Biography: Dennis M. Kochmann received his education at Ruhr-University Bochum in Germany and at the University of Wisconsin-Madison. After postdoc positions at Wisconsin and Caltech, he became Assistant Professor of Aerospace at the California Institute of Technology in 2011, and Professor of Aerospace in 2016, a position he held through 2019. Since April 2017 he has been Professor of Mechanics and Materials at ETH Zürich, where he served as Head of the Institute of Mechanical Systems and as Deputy Head of Department. His research focuses on the link between microstructure and properties of natural and architected materials, which includes the development of theoretical, computational, and experimental methods to bridge across scales from nano to macro. His research has been recognized by, among others, IUTAM’s Bureau Prize in Solid Mechanics, GAMM’s Richard von Mises Prize, an NSF CAREER Award, ASME’s T.J.R. Hughes Young Investigator Award, an ERC Consolidator Grant, and IACM’s John Argyris Award. He is Associate Editor of Archive of Applied Mechanics and Applied Mechanics Reviews.

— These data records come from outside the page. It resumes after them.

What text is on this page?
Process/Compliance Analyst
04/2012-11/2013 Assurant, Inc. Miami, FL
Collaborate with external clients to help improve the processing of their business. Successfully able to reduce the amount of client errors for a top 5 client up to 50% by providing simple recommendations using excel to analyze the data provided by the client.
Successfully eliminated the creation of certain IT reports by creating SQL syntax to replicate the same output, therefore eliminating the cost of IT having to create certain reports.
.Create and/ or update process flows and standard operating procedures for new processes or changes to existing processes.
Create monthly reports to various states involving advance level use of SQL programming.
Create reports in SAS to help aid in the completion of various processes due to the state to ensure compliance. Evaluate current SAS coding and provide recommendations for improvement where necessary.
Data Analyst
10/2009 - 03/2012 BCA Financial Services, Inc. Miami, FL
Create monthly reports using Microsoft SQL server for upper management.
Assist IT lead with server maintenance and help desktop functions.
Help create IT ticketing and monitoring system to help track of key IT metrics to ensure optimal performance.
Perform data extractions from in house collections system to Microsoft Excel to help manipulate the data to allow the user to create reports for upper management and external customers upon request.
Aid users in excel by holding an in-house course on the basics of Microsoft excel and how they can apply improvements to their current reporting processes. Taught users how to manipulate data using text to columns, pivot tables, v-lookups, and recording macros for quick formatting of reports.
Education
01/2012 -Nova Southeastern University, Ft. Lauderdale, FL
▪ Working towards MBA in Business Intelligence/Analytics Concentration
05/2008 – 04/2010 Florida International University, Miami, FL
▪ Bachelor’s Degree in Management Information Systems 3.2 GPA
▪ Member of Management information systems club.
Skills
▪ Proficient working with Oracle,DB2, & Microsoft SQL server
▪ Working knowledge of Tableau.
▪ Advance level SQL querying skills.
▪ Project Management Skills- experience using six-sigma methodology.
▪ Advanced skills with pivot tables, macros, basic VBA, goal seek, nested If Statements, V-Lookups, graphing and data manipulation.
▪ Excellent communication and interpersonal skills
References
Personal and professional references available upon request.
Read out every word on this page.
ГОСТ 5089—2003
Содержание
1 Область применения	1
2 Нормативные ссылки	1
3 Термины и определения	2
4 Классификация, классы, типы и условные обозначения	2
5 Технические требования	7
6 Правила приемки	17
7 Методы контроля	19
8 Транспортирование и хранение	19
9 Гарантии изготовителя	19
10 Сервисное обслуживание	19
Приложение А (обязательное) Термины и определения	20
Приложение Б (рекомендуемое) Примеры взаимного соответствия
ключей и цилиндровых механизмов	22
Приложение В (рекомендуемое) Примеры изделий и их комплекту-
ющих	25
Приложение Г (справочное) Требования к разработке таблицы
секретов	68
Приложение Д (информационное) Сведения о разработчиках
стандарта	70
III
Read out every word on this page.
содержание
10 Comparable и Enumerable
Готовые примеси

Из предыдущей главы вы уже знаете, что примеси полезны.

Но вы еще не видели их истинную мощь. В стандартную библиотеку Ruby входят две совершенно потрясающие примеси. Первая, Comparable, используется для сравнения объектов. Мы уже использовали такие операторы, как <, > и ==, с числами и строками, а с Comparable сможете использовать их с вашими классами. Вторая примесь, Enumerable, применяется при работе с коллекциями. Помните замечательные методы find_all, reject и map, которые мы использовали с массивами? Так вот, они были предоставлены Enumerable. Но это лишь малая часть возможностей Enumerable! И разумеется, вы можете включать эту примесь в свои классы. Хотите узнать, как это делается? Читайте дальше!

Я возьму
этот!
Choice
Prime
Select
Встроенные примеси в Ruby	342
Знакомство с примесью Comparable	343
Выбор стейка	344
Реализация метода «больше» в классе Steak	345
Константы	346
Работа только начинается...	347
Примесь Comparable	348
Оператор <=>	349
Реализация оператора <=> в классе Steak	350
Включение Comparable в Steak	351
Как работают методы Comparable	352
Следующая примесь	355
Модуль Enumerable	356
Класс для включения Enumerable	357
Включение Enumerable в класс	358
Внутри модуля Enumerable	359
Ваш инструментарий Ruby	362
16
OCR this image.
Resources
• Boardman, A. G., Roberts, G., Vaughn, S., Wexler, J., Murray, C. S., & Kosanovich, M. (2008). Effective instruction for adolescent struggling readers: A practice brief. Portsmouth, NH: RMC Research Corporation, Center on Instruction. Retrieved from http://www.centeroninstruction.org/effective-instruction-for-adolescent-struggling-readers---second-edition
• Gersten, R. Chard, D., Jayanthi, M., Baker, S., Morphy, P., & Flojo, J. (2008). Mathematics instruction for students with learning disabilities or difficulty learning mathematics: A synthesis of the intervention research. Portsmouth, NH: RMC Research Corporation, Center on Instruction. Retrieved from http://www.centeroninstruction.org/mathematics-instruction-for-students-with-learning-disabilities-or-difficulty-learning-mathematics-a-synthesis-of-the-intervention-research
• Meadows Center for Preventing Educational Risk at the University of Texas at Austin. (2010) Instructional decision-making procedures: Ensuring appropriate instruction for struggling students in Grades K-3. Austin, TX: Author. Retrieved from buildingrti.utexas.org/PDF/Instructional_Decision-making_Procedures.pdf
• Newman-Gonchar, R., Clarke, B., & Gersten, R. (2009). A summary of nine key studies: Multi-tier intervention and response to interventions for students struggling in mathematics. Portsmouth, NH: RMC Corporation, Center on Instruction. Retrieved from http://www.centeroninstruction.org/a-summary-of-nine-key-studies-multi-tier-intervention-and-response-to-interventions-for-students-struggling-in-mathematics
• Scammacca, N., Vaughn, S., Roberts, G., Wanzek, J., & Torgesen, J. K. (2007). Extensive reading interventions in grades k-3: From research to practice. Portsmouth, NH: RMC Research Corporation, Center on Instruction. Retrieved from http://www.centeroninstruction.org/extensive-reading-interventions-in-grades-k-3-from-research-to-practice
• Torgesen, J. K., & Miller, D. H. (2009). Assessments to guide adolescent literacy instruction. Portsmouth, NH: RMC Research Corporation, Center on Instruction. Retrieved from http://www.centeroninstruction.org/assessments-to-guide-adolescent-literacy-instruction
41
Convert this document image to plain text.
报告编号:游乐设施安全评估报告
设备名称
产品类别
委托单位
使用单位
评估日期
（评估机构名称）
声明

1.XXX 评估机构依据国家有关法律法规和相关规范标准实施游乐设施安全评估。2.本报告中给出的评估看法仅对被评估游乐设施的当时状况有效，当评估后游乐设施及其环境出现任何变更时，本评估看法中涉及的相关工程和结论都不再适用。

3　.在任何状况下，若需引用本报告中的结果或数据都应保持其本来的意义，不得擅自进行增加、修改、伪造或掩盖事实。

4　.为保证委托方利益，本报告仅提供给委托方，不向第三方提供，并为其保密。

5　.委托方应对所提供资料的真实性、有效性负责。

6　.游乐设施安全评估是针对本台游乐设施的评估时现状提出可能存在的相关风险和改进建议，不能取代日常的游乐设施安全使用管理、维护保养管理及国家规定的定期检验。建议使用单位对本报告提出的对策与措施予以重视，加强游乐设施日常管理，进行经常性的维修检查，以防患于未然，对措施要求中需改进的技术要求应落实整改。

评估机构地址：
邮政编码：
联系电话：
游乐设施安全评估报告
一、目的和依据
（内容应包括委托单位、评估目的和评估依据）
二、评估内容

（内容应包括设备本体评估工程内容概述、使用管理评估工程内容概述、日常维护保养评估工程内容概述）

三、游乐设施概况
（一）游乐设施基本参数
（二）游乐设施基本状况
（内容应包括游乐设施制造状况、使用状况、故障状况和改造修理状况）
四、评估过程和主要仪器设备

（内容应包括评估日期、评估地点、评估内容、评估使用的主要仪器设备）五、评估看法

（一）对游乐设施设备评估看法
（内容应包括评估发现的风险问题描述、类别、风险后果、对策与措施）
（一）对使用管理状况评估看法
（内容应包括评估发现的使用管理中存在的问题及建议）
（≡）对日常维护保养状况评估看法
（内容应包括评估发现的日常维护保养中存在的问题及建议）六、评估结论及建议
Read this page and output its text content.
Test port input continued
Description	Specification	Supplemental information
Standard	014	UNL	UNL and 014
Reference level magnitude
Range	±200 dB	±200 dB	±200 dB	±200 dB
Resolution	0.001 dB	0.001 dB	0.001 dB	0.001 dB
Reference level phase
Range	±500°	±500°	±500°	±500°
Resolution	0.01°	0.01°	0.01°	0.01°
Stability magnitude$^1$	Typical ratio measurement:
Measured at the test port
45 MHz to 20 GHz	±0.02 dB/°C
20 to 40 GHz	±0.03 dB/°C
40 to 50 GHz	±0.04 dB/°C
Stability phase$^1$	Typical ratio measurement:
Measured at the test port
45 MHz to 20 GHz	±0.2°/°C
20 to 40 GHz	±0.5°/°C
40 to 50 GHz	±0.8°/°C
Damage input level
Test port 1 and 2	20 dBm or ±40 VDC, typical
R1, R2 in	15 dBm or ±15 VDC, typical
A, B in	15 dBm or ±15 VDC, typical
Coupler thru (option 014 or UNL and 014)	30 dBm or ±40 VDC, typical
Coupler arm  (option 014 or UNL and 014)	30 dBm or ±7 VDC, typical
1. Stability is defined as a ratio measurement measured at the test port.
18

Title: Data driven modeling of mechanical systems
Speaker: Assistant Professor, Emma Lejeune, Boston University
Abstract: Over the past decade, there has been a growing interest in leveraging machine learning techniques to model complex mechanical systems. Compellingly, these techniques have become invaluable tools for applications ranging from topology optimization, to uncertainty quantification, to real-time prediction, to multi-scale modeling and beyond. Typically, researchers take either a “problem-centric” or “model-centric” approach to this work. Namely, they focus on either an overarching engineering challenge, or they focus on developing machine learning methods and model architectures. In this talk, we will present a “data-centric” approach to data driven modeling of mechanical systems. Specifically, we will discuss work where we focus on defining and curating datasets as our top priority. First, we will share our work in developing and disseminating benchmark datasets for engineering mechanics problems. Then, we will share our work in defining an open science based methodological foundation for data driven modeling of (bio)mechanical systems. In brief, we envision a methodological framework with three essential components: (1) open access datasets, (2) open source software to extract interpretable quantities of interest from these data, and (3) combined mechanistic and statistical models of (bio)mechanical behavior informed by these data. As an illustrative example, we will discuss our recent collaborative work in cardiac tissue engineering. Overall, the goal of this talk is to spark discussion and inspire future work on “data-centric” approaches to mechanical modeling.
Biography: Emma Lejeune is an Assistant Professor in the Mechanical Engineering Department at Boston University. She received her PhD from Stanford University in September 2018, and was a Peter O’Donnell, Jr. postdoctoral research fellow at the Oden Institute at the University of Texas at Austin until 2020 when she joined the faculty at BU. Current areas of research involve integrating data-driven and physics based computational models, and characterizing and predicting the mechanical behavior of heterogeneous materials and biological systems.